La confrontation entre Donald Trump et la banque centrale américaine a pris une nouvelle dimension avec l’annonce d’une enquête pénale à l’encontre de Jerome Powell. Ce dernier a rompu le silence en publiant un enregistrement vidéo dans lequel il estime que cette enquête est une conséquence directe des pressions exercées sur la Réserve fédérale pour qu’elle réduise ses taux d’intérêt, conformément aux souhaits de l’administration Trump.

Selon le Wall Street Journal, certains proches du président américain misent sur une démission de Jerome Powell avant la fin de son mandat en mai prochain, ou à défaut, sur son départ du conseil d’administration, ce qui permettrait à Trump de pourvoir un nouveau siège au sein de l’institution.

L’enquête porte sur un projet de rénovation du siège de la Réserve fédérale à Washington, dont le coût de 2,5 milliards de dollars a été maintes fois dénoncé par Donald Trump, qui y voit une gestion inefficace des fonds publics.

Les motivations de Donald Trump dans ses critiques à l’égard de la banque centrale sont multiples.
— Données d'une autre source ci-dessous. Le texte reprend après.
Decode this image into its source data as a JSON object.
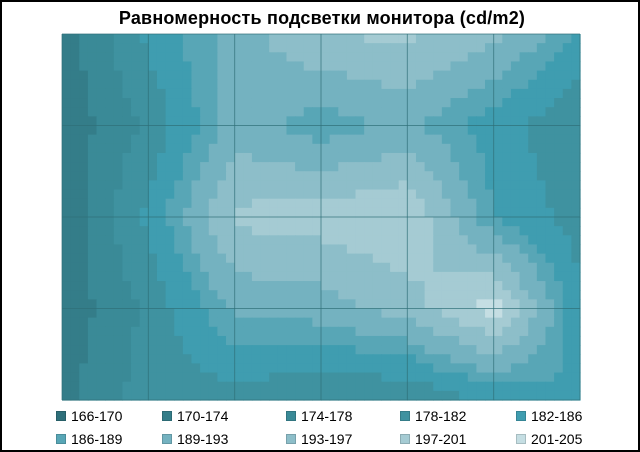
{
  "chart_data": {
    "type": "surface-contour",
    "title": "Равномерность  подсветки монитора (cd/m2)",
    "rows": 5,
    "cols": 7,
    "values": [
      [
        172,
        183,
        191,
        197,
        198,
        194,
        186
      ],
      [
        171,
        179,
        191,
        187,
        190,
        184,
        178
      ],
      [
        171,
        183,
        198,
        199,
        201,
        186,
        180
      ],
      [
        171,
        179,
        190,
        191,
        195,
        203,
        183
      ],
      [
        173,
        180,
        180,
        178,
        178,
        183,
        186
      ]
    ],
    "legend": [
      {
        "label": "166-170",
        "min": 166,
        "max": 170,
        "color": "#2e6f7a"
      },
      {
        "label": "170-174",
        "min": 170,
        "max": 174,
        "color": "#347d89"
      },
      {
        "label": "174-178",
        "min": 174,
        "max": 178,
        "color": "#3a8a97"
      },
      {
        "label": "178-182",
        "min": 178,
        "max": 182,
        "color": "#3f92a0"
      },
      {
        "label": "182-186",
        "min": 182,
        "max": 186,
        "color": "#3f9db0"
      },
      {
        "label": "186-189",
        "min": 186,
        "max": 189,
        "color": "#58a6b6"
      },
      {
        "label": "189-193",
        "min": 189,
        "max": 193,
        "color": "#74b2c0"
      },
      {
        "label": "193-197",
        "min": 193,
        "max": 197,
        "color": "#8dbec9"
      },
      {
        "label": "197-201",
        "min": 197,
        "max": 201,
        "color": "#a5cbd3"
      },
      {
        "label": "201-205",
        "min": 201,
        "max": 205,
        "color": "#c5dee3"
      }
    ]
  }
}
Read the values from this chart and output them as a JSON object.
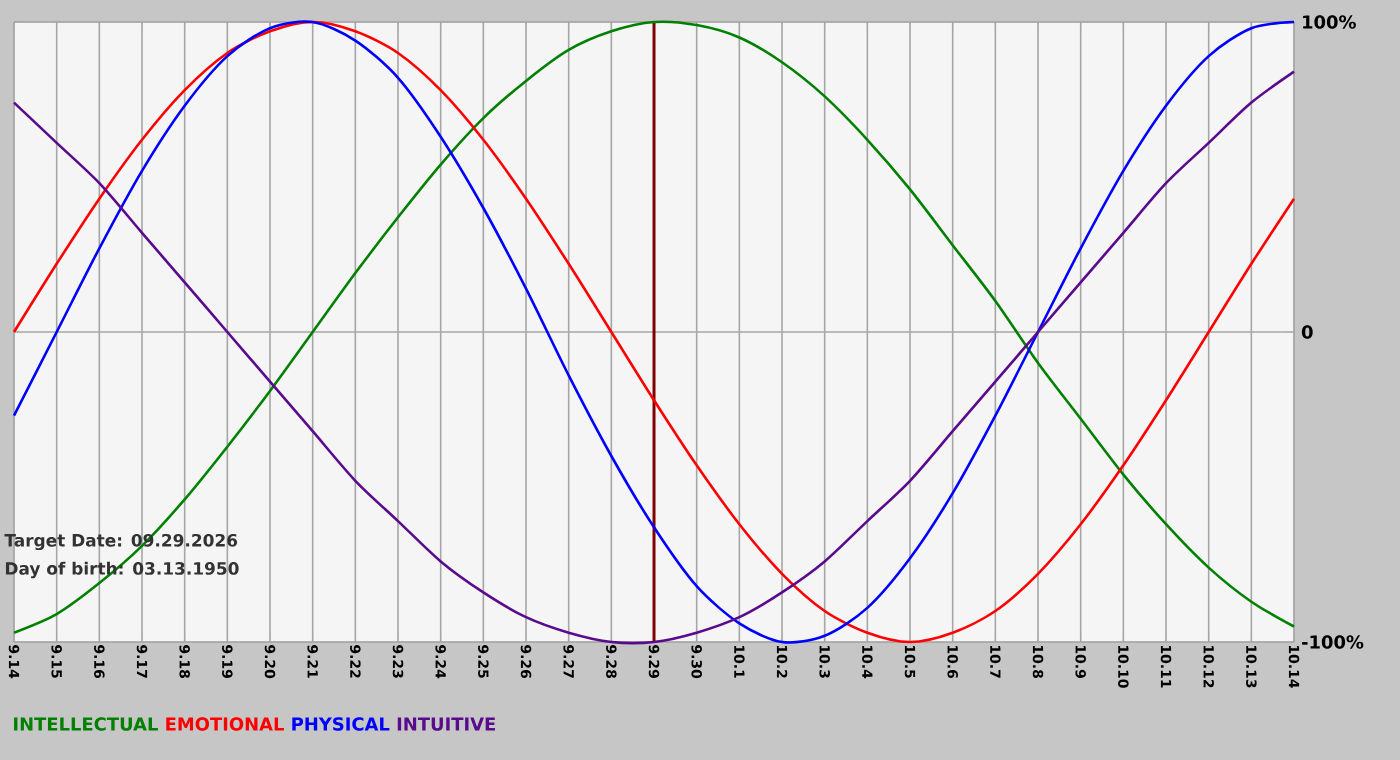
{
  "chart_data": {
    "type": "line",
    "categories": [
      "9.14",
      "9.15",
      "9.16",
      "9.17",
      "9.18",
      "9.19",
      "9.20",
      "9.21",
      "9.22",
      "9.23",
      "9.24",
      "9.25",
      "9.26",
      "9.27",
      "9.28",
      "9.29",
      "9.30",
      "10.1",
      "10.2",
      "10.3",
      "10.4",
      "10.5",
      "10.6",
      "10.7",
      "10.8",
      "10.9",
      "10.10",
      "10.11",
      "10.12",
      "10.13",
      "10.14"
    ],
    "series": [
      {
        "name": "INTELLECTUAL",
        "color": "#008000",
        "values": [
          -97,
          -91,
          -81,
          -69,
          -54,
          -37,
          -19,
          0,
          19,
          37,
          54,
          69,
          81,
          91,
          97,
          100,
          99,
          95,
          87,
          76,
          62,
          46,
          28,
          10,
          -10,
          -28,
          -46,
          -62,
          -76,
          -87,
          -95
        ]
      },
      {
        "name": "EMOTIONAL",
        "color": "#ff0000",
        "values": [
          0,
          22,
          43,
          62,
          78,
          90,
          97,
          100,
          97,
          90,
          78,
          62,
          43,
          22,
          0,
          -22,
          -43,
          -62,
          -78,
          -90,
          -97,
          -100,
          -97,
          -90,
          -78,
          -62,
          -43,
          -22,
          0,
          22,
          43
        ]
      },
      {
        "name": "PHYSICAL",
        "color": "#0000ff",
        "values": [
          -27,
          0,
          27,
          52,
          73,
          89,
          98,
          100,
          94,
          82,
          63,
          40,
          14,
          -14,
          -40,
          -63,
          -82,
          -94,
          -100,
          -98,
          -89,
          -73,
          -52,
          -27,
          0,
          27,
          52,
          73,
          89,
          98,
          100
        ]
      },
      {
        "name": "INTUITIVE",
        "color": "#5a0a8c",
        "values": [
          74,
          61,
          48,
          32,
          16,
          0,
          -16,
          -32,
          -48,
          -61,
          -74,
          -84,
          -92,
          -97,
          -100,
          -100,
          -97,
          -92,
          -84,
          -74,
          -61,
          -48,
          -32,
          -16,
          0,
          16,
          32,
          48,
          61,
          74,
          84
        ]
      }
    ],
    "ylim": [
      -100,
      100
    ],
    "yticks": [
      {
        "value": -100,
        "label": "-100%"
      },
      0,
      {
        "value": 100,
        "label": "100%"
      }
    ],
    "grid": true,
    "legend": "bottom",
    "ref_lines": [
      {
        "axis": "x",
        "value": "9.29",
        "color": "#800000"
      }
    ],
    "annotations": [
      "Target Date: 09.29.2026",
      "Day of birth: 03.13.1950"
    ]
  }
}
Il cherche à réduire le coût des emprunts pour les entreprises et les particuliers, afin de stimuler l’investissement et la consommation, et par conséquent, la croissance économique. Il espère également une hausse des valorisations boursières, un affaiblissement du dollar pour rendre les exportations américaines plus compétitives et une diminution de la dette publique. Ces objectifs s’inscrivent dans une logique favorable au Parti républicain, dont Donald Trump est le représentant.

Jerome Powell et la Réserve fédérale, quant à eux, privilégient la lutte contre l’inflation, qu’ils cherchent à ramener à 2 % (contre 2,7 % actuellement) en ajustant les taux d’intérêt.

Powell a engagé le cabinet d’avocats Williams & Connolly en prévision d’une éventuelle action judiciaire de l’administration Trump. Il a également renforcé ses liens avec ses alliés au Congrès. Dans son allocution vidéo, il a déclaré : «

« Le service public exige parfois de la fermeté face aux menaces. Je continuerai à remplir la mission pour laquelle le Sénat m’a confirmé, avec intégrité et engagement au service du peuple américain. »

Jerome Powell, président de la Réserve fédérale

Les marchés financiers ont réagi à ces tensions. L’once d’or a atteint un sommet record en début de semaine, en raison de l’incertitude liée à la politique commerciale de Donald Trump et à la situation de la Réserve fédérale. Le métal précieux a culminé à 4 642,72 $ avant de légèrement baisser après les déclarations rassurantes de Trump, qui a affirmé qu’il n’avait pas l’intention de licencier Jerome Powell malgré l’enquête. Le dollar américain a également connu des fluctuations, chutant face à un panier de six principales devises avant de se stabiliser.

Les rendements obligataires du Trésor américain ont atteint leur plus haut niveau depuis septembre 2025, reflétant les inquiétudes des marchés quant à la capacité de la Réserve fédérale à maîtriser l’inflation si son indépendance était compromise.

Les gouverneurs des principales banques centrales, dont la Banque centrale européenne, ainsi que les banques d’Australie, du Brésil, du Canada, du Danemark, de Corée du Sud et de la Suisse, ont exprimé leur soutien à Jerome Powell et à l’indépendance de la Réserve fédérale.

Citigroup a mis en garde contre les dangers d’une remise en question de l’indépendance des banques centrales par les gouvernements, soulignant que cela pourrait avoir des répercussions au-delà des États-Unis.